There are lots of things that are natural, yet dysfunctional. For example, as most bird lovers know, birds will 'foolishly' fly into a plate glass window/door to fight with their own reflection. When they hit the glass, which they can't see, they will often die.

This is completely natural, since birds have evolved to protect their territories and their mating relationships by attacking interlopers. But they have not evolved in environments where vertical reflectors such as glass windows and doors exist, so they are helpless to interpret that seeming interloper as their own reflection.

Yet, clearly, this behavior is dysfunctional. It leads to unnecessary deaths.

The source of the dysfunctionality, meanwhile, is not the birds. It is us. We developed glass and put huge panes of it in our homes and office buildings.

Another example is that of a fox whose leg gets caught in a steel trap chewing off its leg to get free. The fox's need for freedom is absolutely natural. But chewing off its own leg is dysfunctional. Again, the source of the dysfunctionality is us, the inventors of steel traps.

Raccoons raiding bird feeders and garbage containers is yet another example of things that are natural, yet dysfunctional. Raccoons have evolved as opportunists who will feed on whatever they can find. But we humans have given them extra opportunities that Mother Nature never dreamed of.

Examples of the natural-yet-dysfunctional aren't limited to the world of animals. Among plants, kudzu is one of the most opportunistic and reviled in the U.S.

In and of itself, kudzu (left) is a lovely plant with attractive blossoms, a member of the pea family.

Introduced into this country from Japan at the Japanese pavilion in the 1876 Centennial Exposition in Philadelphia, it has been spreading here at the rate of 150,000 acres annually. It has overgrown roadside trees to the point of smothering them, and it has been nicknamed 'the vine that ate the South'.

Known as 'kuzu' in Japan, it was introduced into that country, and also into Korea, from China. In those parts of the world it has been no nuisance, since the kuzu vine dies back each cold winter season.

In the American South, that doesn't happen.

The lesson here is that natural behavior can be dysfunctional when a thing gets transplanted into soil that it did not evolve for.

We humans are such a transplanted thing.

For example, we evolved in the savannas of Africa, where not many sweet things grow. But sweet taste is what sugars produce in ripe fruit, and it is a sure sign that eating the fruit will give us much-needed energy. We adapted to our primeval situation by developing an inborn craving for sweets.

Fast forward to today. Today, we face an obesity pandemic because we have learned to grow and manufacture foodstuffs galore that pander to our sweet tooth. For similar reasons, we consume too much salt and fat.

But here's the odd thing. We transplanted ourselves into the economic and cultural soil we now find ourselves in.
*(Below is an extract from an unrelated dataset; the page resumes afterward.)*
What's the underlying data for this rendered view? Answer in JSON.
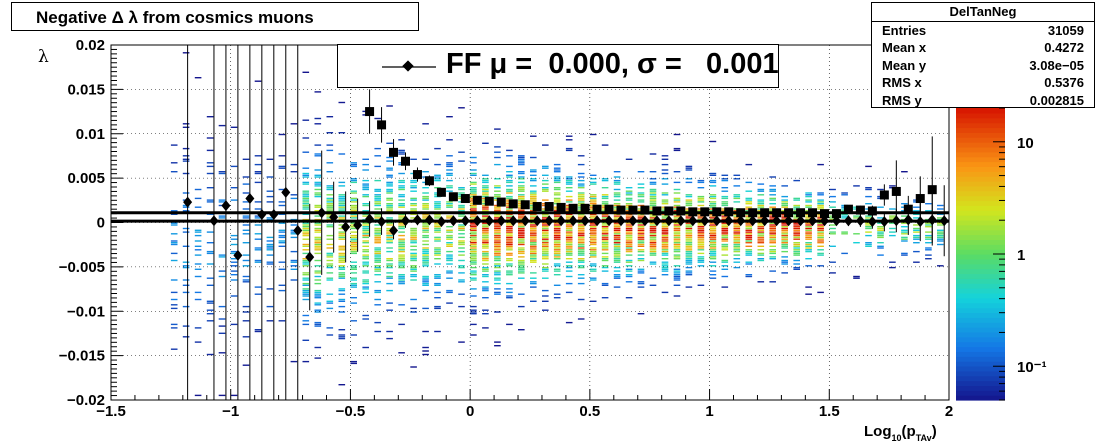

A lot of that had to do with the scientific revolution of the seventeenth century. We discovered a lot of stuff then ... including the idea that discovery was power. From those times forward, scientists teased out the laws of nature and then applied those laws to such things as agriculture and manufacturing. We subdued and mastered the Earth in service to a vision of unlimited economic growth. We learned to produce and sell the things consumers most wanted to buy.

What we could not subdue was our sweet tooth. We wanted to consume things in vast quantities that weren't good for us.

It was entirely natural that we would want to do so.

Yet, at the same time, it was vastly dysfunctional.

Now we have arrived at a point in time when our natural-yet-dysfunctional appetites are causing us to nibble away at our own sweet seed corn. We can't seem to restrain ourselves from plundering the natural world from which all good things — including our own species and all that nourishes it — flow.